Tout cela ne tient pas debout. Même Laurence Pari-sot, qui décidément, ces temps-ci, ne brille pas par son intelligence, a été obligée de constater que, en grande partie au moins, la situation découle d'une manipulation. Et pour que la présidente du MEDEF en arrive là, vous vous doutez bien qu'il ne s'agit pas de débilo-complotisme, mais d'une réalité dont la prise de conscience remonte jusqu'aux personnages les plus influents des sphères de pouvoirs. Cela a une signification : la guerre dont Mitterrand disait qu'elle nous oppose aux Etats-Unis (je dirais : à l'anglosphère) est nettement moins confidentielle aujourd'hui, et elle ébranle certaines certitudes, voire certaines allégeances.

 

Pour en revenir aux raisons qui me font douter d'une explosion de l'Euro, comme d'un défaut de la Grèce sur sa dette publique, d'abord, la volonté des eurocrates de sauver la monnaie unique. Pas étonnant, puisque les banques sont menacées et que les banques, que dénonce ici Nigel Farage, comme les multinationales, sont la clé de voûte de l'eurocratie.

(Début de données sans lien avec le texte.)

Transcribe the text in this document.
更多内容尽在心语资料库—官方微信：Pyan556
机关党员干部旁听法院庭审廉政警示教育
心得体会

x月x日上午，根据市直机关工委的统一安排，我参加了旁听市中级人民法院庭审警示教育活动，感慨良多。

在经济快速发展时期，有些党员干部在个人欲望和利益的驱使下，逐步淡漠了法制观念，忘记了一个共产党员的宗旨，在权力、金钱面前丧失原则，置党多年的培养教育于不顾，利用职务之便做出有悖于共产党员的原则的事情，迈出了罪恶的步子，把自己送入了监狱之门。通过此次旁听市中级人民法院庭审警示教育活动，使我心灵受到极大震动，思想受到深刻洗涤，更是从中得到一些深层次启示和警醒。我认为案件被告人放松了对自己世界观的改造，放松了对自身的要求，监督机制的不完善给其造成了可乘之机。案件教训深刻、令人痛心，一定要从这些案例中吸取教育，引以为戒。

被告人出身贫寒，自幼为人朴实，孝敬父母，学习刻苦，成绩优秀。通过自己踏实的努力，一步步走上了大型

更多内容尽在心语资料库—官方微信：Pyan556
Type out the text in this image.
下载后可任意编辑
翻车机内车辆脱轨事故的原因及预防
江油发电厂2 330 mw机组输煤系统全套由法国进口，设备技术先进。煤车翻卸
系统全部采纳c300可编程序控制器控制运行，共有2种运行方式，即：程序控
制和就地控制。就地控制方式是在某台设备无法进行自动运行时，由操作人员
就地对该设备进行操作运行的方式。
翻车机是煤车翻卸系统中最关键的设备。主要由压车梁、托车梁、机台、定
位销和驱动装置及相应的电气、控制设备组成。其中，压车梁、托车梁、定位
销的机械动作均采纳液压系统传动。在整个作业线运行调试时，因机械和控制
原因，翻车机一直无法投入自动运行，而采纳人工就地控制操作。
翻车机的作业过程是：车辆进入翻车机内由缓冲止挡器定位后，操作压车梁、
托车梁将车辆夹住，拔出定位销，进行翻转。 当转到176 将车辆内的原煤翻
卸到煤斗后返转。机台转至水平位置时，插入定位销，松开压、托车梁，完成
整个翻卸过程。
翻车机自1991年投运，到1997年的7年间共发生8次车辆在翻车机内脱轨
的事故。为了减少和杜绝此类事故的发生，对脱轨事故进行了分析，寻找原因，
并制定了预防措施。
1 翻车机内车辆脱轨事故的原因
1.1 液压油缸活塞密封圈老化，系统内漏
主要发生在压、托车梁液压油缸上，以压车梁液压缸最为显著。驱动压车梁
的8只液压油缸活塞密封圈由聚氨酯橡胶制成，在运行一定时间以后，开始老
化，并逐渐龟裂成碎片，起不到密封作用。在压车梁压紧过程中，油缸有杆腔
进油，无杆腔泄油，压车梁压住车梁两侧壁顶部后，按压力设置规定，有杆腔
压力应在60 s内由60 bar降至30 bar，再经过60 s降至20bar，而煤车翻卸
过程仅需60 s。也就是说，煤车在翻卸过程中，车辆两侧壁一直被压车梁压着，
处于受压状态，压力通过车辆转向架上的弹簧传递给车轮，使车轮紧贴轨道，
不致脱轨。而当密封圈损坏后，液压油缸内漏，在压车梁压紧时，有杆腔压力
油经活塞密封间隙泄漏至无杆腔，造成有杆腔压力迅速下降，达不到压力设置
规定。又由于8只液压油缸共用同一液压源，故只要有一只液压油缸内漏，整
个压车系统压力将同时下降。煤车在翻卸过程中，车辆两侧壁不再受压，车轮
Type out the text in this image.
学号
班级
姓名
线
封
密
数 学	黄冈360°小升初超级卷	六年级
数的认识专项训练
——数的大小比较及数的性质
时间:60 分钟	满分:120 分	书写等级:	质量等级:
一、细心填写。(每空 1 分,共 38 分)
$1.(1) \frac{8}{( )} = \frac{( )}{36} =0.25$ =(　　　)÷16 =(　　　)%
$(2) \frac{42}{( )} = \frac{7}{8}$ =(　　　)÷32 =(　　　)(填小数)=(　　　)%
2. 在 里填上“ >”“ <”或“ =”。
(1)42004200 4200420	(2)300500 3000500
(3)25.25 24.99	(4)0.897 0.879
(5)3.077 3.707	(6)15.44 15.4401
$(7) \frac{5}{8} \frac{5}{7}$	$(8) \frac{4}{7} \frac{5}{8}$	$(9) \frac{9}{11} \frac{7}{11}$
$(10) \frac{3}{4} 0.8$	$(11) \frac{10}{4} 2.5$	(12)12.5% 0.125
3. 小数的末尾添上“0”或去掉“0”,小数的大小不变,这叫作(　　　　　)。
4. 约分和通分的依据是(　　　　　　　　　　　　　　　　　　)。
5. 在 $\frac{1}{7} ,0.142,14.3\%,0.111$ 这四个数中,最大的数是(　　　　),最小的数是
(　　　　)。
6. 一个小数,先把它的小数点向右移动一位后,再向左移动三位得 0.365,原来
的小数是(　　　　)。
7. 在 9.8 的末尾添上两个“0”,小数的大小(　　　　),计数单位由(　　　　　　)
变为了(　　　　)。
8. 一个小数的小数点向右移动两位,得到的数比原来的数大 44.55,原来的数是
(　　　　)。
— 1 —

Ensuite, sous l'effet de la propagande ambiante (comme, il est vrai, de sa surévaluation chronique, qui est une réalité), l'Euro devrait chuter de façon importante face au billet vert, ce qui aurait pour effet de rééquilibrer mécaniquement les balances commerciales des pays européens affiliés à la monnaie unique, par rapport aux pays avec lesquels ils échangent en Dollars, et donc, d'accroître les recettes fiscales permettant d'offrir un répit, de limiter un peu les dégâts en matière de dette publique. L'obstacle principal est la fragilité du Dollar lui-même, qui freine cette dépréciation attendue de l'Euro (les Etats-Unis n'arrivant pas non plus à faire baisser leur monnaie) et l'obstacle secondaire, la baisse du commerce international.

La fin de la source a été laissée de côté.